When he was eight he had an idea. He wondered what would happen if he made a device which enabled him to look with one eye into the other eye. It would be a u-shaped tube with two mirrors in it, one at each of the bottom corners. He had a very strong feeling that if he looked into it, he would go into an ecstatic state of consciousness. So he started looking for pieces: some mirrors and some boards. While he was looking, he kept stopping and thinking how silly it was; after all, he thought, he could just look in the mirror to produce a similar effect and that didn't seem to happen, although he hadn't really tried it. But then he would remember the feeling that it was for real, so he carried on looking. He couldn't find the pieces and eventually gave up.

At about eight, he was in his dad's bedroom in his dad's new house, the house where his dad had lived with his new wife. He was looking through the drawers. They were filled with gadgets, wires, watches, and remote controls. He was looking for his dad, but he couldn't find him. His dad had died. Today he has lots of gadgets.

As an adult he found himself creating a world which reflected what he had learned as a child. People around him told him that he was unlovable and stupid.

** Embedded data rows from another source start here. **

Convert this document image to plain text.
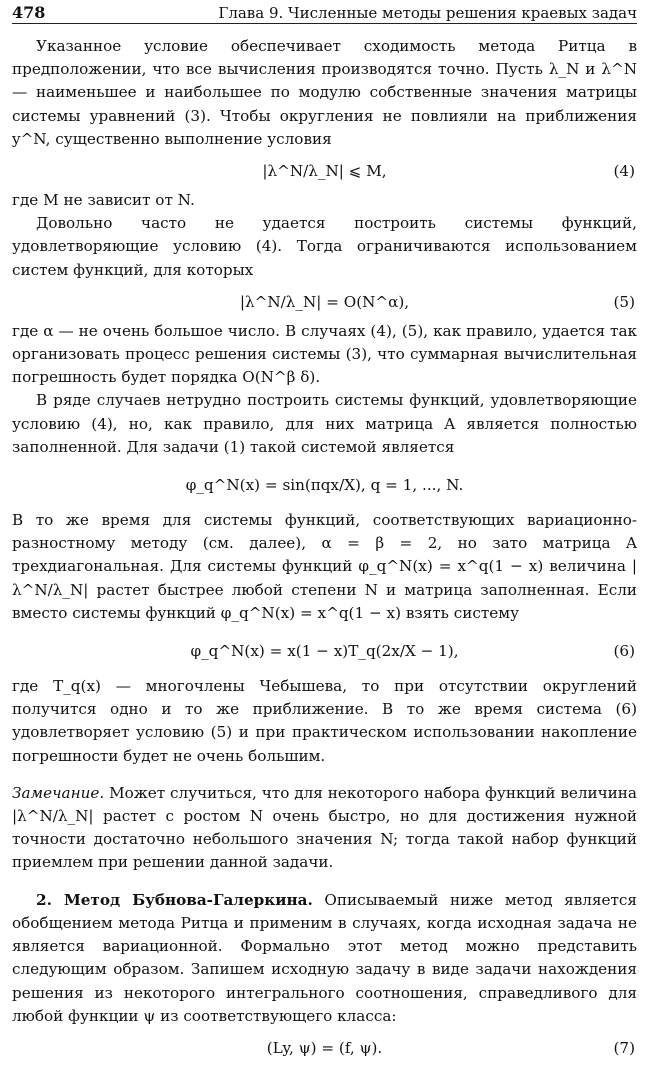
478	Глава 9. Численные методы решения краевых задач

Указанное условие обеспечивает сходимость метода Ритца в предположении, что все вычисления производятся точно. Пусть λ_N и λ^N — наименьшее и наибольшее по модулю собственные значения матрицы системы уравнений (3). Чтобы округления не повлияли на приближения y^N, существенно выполнение условия

|λ^N/λ_N| ⩽ M,	(4)

где M не зависит от N.

Довольно часто не удается построить системы функций, удовлетворяющие условию (4). Тогда ограничиваются использованием систем функций, для которых

|λ^N/λ_N| = O(N^α),	(5)

где α — не очень большое число. В случаях (4), (5), как правило, удается так организовать процесс решения системы (3), что суммарная вычислительная погрешность будет порядка O(N^β δ).

В ряде случаев нетрудно построить системы функций, удовлетворяющие условию (4), но, как правило, для них матрица A является полностью заполненной. Для задачи (1) такой системой является

φ_q^N(x) = sin(πqx/X), q = 1, ..., N.

В то же время для системы функций, соответствующих вариационно-разностному методу (см. далее), α = β = 2, но зато матрица A трехдиагональная. Для системы функций φ_q^N(x) = x^q(1 − x) величина |λ^N/λ_N| растет быстрее любой степени N и матрица заполненная. Если вместо системы функций φ_q^N(x) = x^q(1 − x) взять систему

φ_q^N(x) = x(1 − x)T_q(2x/X − 1),	(6)

где T_q(x) — многочлены Чебышева, то при отсутствии округлений получится одно и то же приближение. В то же время система (6) удовлетворяет условию (5) и при практическом использовании накопление погрешности будет не очень большим.

Замечание. Может случиться, что для некоторого набора функций величина |λ^N/λ_N| растет с ростом N очень быстро, но для достижения нужной точности достаточно небольшого значения N; тогда такой набор функций приемлем при решении данной задачи.

2. Метод Бубнова-Галеркина. Описываемый ниже метод является обобщением метода Ритца и применим в случаях, когда исходная задача не является вариационной. Формально этот метод можно представить следующим образом. Запишем исходную задачу в виде задачи нахождения решения из некоторого интегрального соотношения, справедливого для любой функции ψ из соответствующего класса:

(Ly, ψ) = (f, ψ).	(7)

Even when they weren't telling him that, it's what he heard anyway.

Finally, he came to the end of the road. He was fed up with life and he asked the universe what was going on. The universe answered and he was given a tiny bit of self-love. It was just enough that he could believe it when someone told him that they liked him, that they really did like him. He found more people that liked him and he spent a lot of time with them, which made him feel really good.

Then he found that there were people who loved him and that there were people who were attracted to him and people who thought that he was cute too. It started to seem like a dream; like his wildest fantasies were coming true. People really liked him and they thought that he was lovable, cute, and attractive. It was amazing to him; like a miracle. He loved and appreciated those people so much. And he started to learn from them that he was lovable, good, attractive, deserving, adorable, cute, likeable, smart, and cool.

But then, after a long time, he started to realize that there were people who didn't like him. But even more importantly, he realized that these people spent their time putting him down and criticizing him in order to feel better about themselves. There had always been people like this, but he had been so used to the way that they had treated him that he hadn't realized that it wasn't a problem with him. He had been spending so much time trying to prove to them that he was worthy of them liking and loving him; trying to prove something that he hadn't even believed himself; trying prove something which was, in fact, not true, because they hated him.

Finally, he realized that their dislike of him was their problem and that he didn't have to put up with the way that they treated him. Finally, he decided to walk away from the people who made him feel bad, the people who hated him. Finally, he decided that he was going to spend his time being with the people who made him feel good, the people who loved him.

And that's about as far as he'd got when he wrote this.